Let $S$ be the Schwartz class. Show that if $f,g\in S$, then $fg\in S$ and $f*g\in S$, where $*$ denotes convolution.
To differentiate $fg$, we may apply Leibniz's rule ( http://en.wikipedia.org/wiki/General_Leibniz_rule ). And then maybe induct on the order of the derivative.
Is there something useful that can be applied to differentiating $f*g$? I guess there's a product rule for convolution. But after using product rule, there's still a convolution sign.
On
You can use the fact that $\widehat{f*g} = \hat f \hat g$. If you know that $f,g \in S$ implies that $\hat f$ and $\hat g$ are in $S$, then use the Fourier inversion formula to get $f * g (x)= (2\pi) ^{-n}~~\widehat{\widehat{f*g}}(-x)$.

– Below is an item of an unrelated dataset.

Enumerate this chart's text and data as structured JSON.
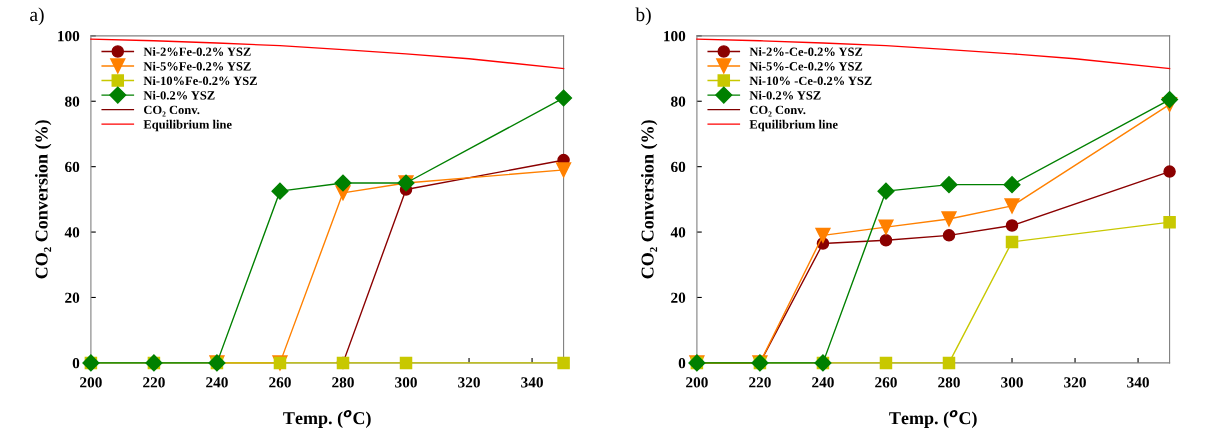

Since $\widehat{f*g} = \hat f \hat g$ and you know that the pointwise product of two functions in $S$ is in $S$, $\widehat{f*g}$ is in $S$, implying that $\widehat{\widehat{f*g}}$ is in the Schwartz space $S$.
All told, we get that $f * g$ is equal to a constant times a function in $S$.
Notice that everything in $S$ lies in $L^1$, so use of the Inversion formula is valid.
$(f*g)' = (f')*g = f*(g')$. Just differentiate under the integral.
So it is sufficient to show that if $f$ and $g$ are Schwartz, then $f*g(x)/|x|^n \to \infty$ as $x \to \pm\infty$. Let's just do the case $+\infty$. Since $f$ and $g$ are $C^\infty$, they are bounded on any compact set, and hence $|f(x)|,|g(x)| \le C_n /(1+|x|^n)$ where $C_n$ depends upon $n$.
Then $$ |f*g(x)| = \left|\int_{-\infty}^\infty f(x-y) g(y) \, dy\right| \\ \le \left|\int_{-\infty}^{x/2} f(x-y) g(y) \, dy\right| + \left|\int_{x/2}^\infty f(x-y) g(y) \, dy\right| \\ \le \sup_{y\le x/2}|f(x-y)| \int_{-\infty}^\infty |g(y)| \, dy + \sup_{y\ge x/2}|g(y)| \int_{-\infty}^\infty |f(x-y)| \, dy \\ \le D C_n /(1+|x/2|^n) ,$$ where $D = \|f\|_1+\|g\|_1$.